Dipl. Phil. Patricia Gulde

Licht in Meisterwerken Christlicher Kunst

Unsere Sprache und Bildwelt und damit unser Denken in Metaphern und Symbolen ist reich an Ausdrucksweisen, welche dem Licht eine besondere Bedeutung zuweisen. Zuweilen geht uns ein Licht auf, wir rücken etwas ins rechte Licht, ein Kind erblickt das Licht der Welt, etwas leuchtet ein. Sein Licht sollte man nicht unter den Scheffel stellen …

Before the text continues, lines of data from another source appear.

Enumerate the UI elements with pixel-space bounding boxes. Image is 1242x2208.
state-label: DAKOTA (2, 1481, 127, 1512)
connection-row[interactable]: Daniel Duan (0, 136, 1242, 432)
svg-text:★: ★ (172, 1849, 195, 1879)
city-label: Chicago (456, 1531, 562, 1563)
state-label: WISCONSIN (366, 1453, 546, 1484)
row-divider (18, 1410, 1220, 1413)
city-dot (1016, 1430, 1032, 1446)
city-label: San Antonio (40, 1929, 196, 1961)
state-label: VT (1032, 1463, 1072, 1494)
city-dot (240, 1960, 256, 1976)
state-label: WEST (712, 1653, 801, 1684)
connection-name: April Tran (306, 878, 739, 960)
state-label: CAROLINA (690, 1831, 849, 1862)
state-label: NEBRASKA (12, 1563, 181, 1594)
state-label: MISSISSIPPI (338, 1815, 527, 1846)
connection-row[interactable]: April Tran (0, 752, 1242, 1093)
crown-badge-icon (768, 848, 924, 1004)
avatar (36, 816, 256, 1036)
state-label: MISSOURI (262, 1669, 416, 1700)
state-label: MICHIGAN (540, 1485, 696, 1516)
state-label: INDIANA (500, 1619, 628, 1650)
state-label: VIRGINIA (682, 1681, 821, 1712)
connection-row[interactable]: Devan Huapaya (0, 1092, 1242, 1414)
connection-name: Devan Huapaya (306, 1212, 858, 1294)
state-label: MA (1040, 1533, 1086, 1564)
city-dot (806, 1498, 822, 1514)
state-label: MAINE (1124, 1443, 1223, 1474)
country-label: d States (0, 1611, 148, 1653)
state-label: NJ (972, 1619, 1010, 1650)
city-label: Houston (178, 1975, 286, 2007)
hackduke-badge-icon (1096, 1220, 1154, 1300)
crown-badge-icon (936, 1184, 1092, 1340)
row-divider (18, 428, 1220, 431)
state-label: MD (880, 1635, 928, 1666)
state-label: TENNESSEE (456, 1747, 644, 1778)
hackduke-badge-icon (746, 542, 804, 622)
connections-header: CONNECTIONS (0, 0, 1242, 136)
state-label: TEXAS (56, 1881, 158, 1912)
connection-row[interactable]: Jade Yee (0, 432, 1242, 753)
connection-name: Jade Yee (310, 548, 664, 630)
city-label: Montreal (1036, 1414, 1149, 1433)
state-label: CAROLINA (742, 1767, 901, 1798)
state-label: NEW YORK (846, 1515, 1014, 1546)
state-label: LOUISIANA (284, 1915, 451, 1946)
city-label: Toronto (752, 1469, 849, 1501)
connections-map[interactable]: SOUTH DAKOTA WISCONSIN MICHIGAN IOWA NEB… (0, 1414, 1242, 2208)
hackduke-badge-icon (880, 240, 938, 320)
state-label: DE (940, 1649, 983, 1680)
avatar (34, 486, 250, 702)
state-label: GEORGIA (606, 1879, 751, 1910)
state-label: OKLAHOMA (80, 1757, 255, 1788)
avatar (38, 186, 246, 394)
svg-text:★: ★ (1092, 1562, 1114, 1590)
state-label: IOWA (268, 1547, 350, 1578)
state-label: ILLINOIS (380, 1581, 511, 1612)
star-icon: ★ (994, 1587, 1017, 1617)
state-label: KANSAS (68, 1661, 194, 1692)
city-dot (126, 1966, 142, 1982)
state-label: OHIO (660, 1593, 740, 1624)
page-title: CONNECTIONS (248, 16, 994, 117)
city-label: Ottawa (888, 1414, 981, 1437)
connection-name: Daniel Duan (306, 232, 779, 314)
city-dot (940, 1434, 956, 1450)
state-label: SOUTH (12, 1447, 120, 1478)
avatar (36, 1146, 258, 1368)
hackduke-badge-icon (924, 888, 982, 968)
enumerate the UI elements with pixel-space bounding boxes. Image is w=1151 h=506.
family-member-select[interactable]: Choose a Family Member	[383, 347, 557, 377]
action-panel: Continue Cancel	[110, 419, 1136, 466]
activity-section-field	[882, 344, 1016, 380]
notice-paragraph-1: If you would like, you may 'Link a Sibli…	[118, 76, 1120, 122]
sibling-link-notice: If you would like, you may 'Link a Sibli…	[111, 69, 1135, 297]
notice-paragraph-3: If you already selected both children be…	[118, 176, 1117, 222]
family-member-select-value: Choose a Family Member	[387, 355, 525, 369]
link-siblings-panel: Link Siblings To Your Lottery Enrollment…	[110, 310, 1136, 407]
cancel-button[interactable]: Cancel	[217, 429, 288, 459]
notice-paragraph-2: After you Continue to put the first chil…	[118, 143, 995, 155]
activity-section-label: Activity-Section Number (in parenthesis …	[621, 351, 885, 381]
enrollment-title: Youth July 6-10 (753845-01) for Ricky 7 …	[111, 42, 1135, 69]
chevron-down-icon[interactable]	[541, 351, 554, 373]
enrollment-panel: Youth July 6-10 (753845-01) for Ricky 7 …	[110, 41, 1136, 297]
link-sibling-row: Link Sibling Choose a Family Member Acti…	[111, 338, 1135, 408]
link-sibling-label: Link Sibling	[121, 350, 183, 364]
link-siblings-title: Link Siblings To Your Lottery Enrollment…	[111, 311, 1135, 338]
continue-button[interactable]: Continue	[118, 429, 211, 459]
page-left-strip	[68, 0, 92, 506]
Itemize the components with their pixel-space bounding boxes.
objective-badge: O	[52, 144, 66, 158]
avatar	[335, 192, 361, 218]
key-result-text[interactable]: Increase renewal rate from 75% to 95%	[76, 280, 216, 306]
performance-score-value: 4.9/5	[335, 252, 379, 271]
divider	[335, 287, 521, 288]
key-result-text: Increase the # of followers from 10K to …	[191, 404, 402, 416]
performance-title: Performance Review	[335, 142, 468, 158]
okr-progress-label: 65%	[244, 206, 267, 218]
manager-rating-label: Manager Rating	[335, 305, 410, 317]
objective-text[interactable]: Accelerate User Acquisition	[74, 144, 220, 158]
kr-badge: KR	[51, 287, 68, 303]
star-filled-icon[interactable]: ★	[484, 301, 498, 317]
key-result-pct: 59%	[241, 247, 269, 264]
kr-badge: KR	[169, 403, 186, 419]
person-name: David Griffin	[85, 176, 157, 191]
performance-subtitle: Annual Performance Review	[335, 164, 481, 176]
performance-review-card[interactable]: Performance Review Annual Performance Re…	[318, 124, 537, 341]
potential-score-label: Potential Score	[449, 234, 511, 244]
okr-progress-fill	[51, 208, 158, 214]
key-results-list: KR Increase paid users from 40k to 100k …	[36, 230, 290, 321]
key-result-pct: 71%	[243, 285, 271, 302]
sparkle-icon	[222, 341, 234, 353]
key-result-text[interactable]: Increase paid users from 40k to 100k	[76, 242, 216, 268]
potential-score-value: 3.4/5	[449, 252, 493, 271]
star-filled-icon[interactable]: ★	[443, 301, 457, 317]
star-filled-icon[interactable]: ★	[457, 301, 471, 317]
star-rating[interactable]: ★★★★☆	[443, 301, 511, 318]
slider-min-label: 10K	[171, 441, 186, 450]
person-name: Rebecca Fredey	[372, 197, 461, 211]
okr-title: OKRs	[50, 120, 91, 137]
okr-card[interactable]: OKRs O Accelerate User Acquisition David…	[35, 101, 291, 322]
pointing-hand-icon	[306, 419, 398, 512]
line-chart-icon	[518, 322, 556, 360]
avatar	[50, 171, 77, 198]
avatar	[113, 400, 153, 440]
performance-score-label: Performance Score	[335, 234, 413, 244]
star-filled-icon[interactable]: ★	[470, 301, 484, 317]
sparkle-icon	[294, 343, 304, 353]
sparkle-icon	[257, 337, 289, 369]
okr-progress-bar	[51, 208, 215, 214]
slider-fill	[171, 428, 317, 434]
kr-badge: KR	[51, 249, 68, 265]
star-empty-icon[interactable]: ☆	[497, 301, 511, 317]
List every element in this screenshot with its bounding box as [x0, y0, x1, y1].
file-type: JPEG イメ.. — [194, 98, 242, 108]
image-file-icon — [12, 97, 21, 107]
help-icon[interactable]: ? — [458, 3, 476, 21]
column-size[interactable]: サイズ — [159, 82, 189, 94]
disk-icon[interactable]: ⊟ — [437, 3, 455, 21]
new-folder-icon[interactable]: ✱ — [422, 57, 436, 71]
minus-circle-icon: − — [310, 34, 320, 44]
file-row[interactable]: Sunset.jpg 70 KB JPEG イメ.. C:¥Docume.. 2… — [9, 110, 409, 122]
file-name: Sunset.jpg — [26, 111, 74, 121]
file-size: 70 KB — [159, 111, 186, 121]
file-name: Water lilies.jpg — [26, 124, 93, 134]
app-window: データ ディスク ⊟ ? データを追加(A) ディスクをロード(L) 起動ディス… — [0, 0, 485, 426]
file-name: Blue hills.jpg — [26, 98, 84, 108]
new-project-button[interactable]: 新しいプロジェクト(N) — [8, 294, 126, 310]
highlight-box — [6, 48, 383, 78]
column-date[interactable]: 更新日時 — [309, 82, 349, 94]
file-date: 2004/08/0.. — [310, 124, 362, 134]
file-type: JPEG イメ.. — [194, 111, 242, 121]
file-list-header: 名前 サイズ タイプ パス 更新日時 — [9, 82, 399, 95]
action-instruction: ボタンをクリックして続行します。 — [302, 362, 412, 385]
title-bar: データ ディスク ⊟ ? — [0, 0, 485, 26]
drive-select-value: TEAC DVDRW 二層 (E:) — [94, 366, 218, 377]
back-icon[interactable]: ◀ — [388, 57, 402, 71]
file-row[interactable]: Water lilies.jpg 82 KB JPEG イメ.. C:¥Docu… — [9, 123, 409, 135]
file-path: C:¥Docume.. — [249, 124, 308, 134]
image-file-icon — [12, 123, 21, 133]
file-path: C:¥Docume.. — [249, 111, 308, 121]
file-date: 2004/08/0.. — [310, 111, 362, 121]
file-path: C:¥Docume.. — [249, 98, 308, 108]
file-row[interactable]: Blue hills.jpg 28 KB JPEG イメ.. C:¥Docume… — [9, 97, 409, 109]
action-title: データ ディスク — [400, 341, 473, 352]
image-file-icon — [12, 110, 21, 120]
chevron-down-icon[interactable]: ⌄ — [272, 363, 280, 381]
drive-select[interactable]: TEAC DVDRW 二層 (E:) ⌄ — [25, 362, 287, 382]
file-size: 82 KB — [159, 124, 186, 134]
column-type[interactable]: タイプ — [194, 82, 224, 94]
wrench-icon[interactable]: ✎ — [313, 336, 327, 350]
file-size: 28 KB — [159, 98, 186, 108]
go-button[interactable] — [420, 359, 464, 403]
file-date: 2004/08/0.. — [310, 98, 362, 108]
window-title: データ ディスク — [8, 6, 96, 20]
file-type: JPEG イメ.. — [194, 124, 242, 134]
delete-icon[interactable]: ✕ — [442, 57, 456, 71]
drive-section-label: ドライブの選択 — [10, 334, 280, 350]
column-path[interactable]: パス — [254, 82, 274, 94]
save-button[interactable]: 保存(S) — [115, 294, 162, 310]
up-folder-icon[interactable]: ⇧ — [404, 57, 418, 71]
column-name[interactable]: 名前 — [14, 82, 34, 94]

Die fundamentale, natürliche, naturgeschichtliche und spirituelle Rolle des Lichts und seines wichtigsten Spenders, der Sonne, hat auch in der Kulturgeschichte der Menschen Spuren hinterlassen, die von Wissenschaft und Ästhetik, der Religion und Technik bis zu den Darstellungsmedien reicht. Bis heute können die Naturwissenschaften den physikalischen Charakter des Lichts nicht eindeutig erfassen. Unter bestimmten Bedingungen verhält es sich wie ein Materieteilchen, dann wieder wie elektromagnetische Wellen. Der Quantenforscher Arthur Zajonc resümierte 1994: „Je tiefer ich theoretisch und experimentell in die Quantentheorie des Lichts eindrang, desto wunderbarer erschien mir sein Charakter…Während der letzten Jahrhunderte hat man die künstlerischen und religiösen Aspekte des Lichts streng von seiner wissenschaftlichen Untersuchung getrennt. Ich glaube, es ist an der Zeit, sie wieder zu berücksichtigen, damit wir wieder ein vollständigeres Bild vom Licht gewinnen, als es eine einzelne Disziplin vermag.“

Während sich die Wissenschaft in der Auseinandersetzung mit dem Lichtphänomen um große Präzision bemühte, waren den Künstlern und ihren Auftraggebern die vielfältigen irrationalen Eigenschaften des Lichts für die Darstellung im Kunstwerk stets willkommen. In der europäischen Kunstgeschichte hat sich das Licht in Verbindung mit dem Christentum zu einem der bedeutendsten Gestaltungsmittel entwickelt.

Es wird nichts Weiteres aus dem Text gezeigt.